A resignação de Mamadou e de seus companheiros contrasta com o desespero de 30 mulheres sentadas na doca, algumas com crianças nos braços. “Estou grávida de três meses e quero ir à Europa para dar de comer ao meu filho. Não me importa arriscar minha vida na tentativa. Ajudem-me! Não queremos voltar a nossos países”, grita Amina em inglês, que diz ser de Gana. Várias mulheres começaram a chorar e a se lamentar diante do olhar dos enfermeiros da organização Crescente Vermelho que chegaram com uma ambulância para atendê-las.

Anoitece no porto de Misrata. Nesse mesmo momento, centenas de homens e mulheres estão se preparando em segredo para embarcar num bote de borracha em Garabuli, Sabratha ou Zuara. Esta noite a tripulação da guarda costeira está descansando. A via está livre e o mar, tranquilo. Não haverá ninguém para detê-los na perigosa viagem. Se a sorte os acompanhar, serão resgatados por um barco da Operação Tritão, a missão de vigilância europeia que patrulha o Mediterrâneo. Mas se a gasolina acabar antes —os traficantes fornecem combustível para um percurso de apenas 100 quilômetros, um terço da distância entre a Líbia e a Itália— e ficarem à deriva, então aumentarão as altas e imprecisas estatísticas dos “desaparecidos” em alto mar.

“Tive que recusar 600. Aqui já não cabe um alfinete”

O diretor e os 1.107 detidos de 17 nacionalidades compartilham a mesma sensação de opressão pela falta de espaço e de recursos no centro de detenção para migrantes de Misrata, o maior do país. “Os Governos europeus e várias ONGs se comprometeram em nos ajudar para atender o número cada vez maior de estrangeiros que prendemos na tentativa de chegar à Itália, mas não recebemos nada até agora”, reclama o diretor do centro, Abdelmenam Ali Hawerak, sobrecarregado pela tarefa diária de conseguir alimentos, água e medicamentos para tantos homens e mulheres em um país onde o Estado está paralisado pela guerra civil.

“Recusei 600 pessoas que foram capturadas no sul do país, onde não há lugar para alojá-los. Tive que dizer não”, conta o diretor. “Porque aqui já não cabe um alfinete”. Subsaarianos e bengaleses se amontoam nos corredores do edifício, tão apertados que não há espaço para colocar colchões. Dormem no chão. Apenas as mulheres, várias com filhos pequenos, têm certa privacidade em um quarto grande.

“Estamos adaptando um edifício vizinho para melhorar as condições. Estamos fazendo isso com a ajuda financeira de algumas famílias acomodadas em Misrata, que também nos apoiam com alimentos”, explica o diretor. Para comer, hoje há espaguete com frango, que está sendo preparado em gigantescas panelas em uma cozinha improvisada na entrada do edifício.
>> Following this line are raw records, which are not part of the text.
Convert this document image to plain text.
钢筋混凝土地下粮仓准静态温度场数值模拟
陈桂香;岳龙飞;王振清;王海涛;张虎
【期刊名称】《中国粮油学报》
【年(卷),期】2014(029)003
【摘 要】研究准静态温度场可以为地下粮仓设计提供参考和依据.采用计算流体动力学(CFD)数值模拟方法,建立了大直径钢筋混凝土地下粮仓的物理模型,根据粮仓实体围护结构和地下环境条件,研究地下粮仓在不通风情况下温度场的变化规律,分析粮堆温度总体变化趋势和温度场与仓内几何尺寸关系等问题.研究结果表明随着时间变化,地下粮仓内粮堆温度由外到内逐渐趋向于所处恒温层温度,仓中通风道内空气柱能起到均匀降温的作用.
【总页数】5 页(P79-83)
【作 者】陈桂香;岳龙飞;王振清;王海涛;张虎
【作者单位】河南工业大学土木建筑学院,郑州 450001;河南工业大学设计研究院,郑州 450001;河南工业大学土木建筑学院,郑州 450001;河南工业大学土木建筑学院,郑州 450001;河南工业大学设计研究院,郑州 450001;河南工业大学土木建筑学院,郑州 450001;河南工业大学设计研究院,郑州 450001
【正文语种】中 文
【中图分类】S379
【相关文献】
Apenas um médico, fornecido pelas Nações Unidas, atende a população em um contêiner com ar condicionado onde não dispõe de cama para examinar os pacientes. Os casos mais graves são enviados a um hospital de Trípoli. O desespero dos detidos é tamanho que, quando uma embaixada se interessa pelos cidadãos presos nesse lugar, quase todos se candidatam aos planos de repatriação a seus países de origem. É o caso dos senegaleses e dos gambianos, que recebem apoio do Comitê Internacional da Cruz Vermelha (CICR) e da Organização Internacional para as Migrações (OIM) para a emissão de documentos de viagem.

“Fizemos uma primeira repatriação de 400 senegaleses em março”, afirma o espanhol Félix Casanova, diretor adjunto do CICR na Líbia. “Foi bem-sucedida e preparamos uma segunda com 180 senegaleses e 60 gambianos. O importante é que seja voluntário, e quase todos querem ir.”

Por outro lado, somalis e eritreus —os sírios deixaram de passar pela Líbia—, que fogem da guerra ou da ditadura, estão encurralados e não vão desistir da tentativa de chegar à Europa, onde conseguem com certa facilidade o status de refugiados políticos.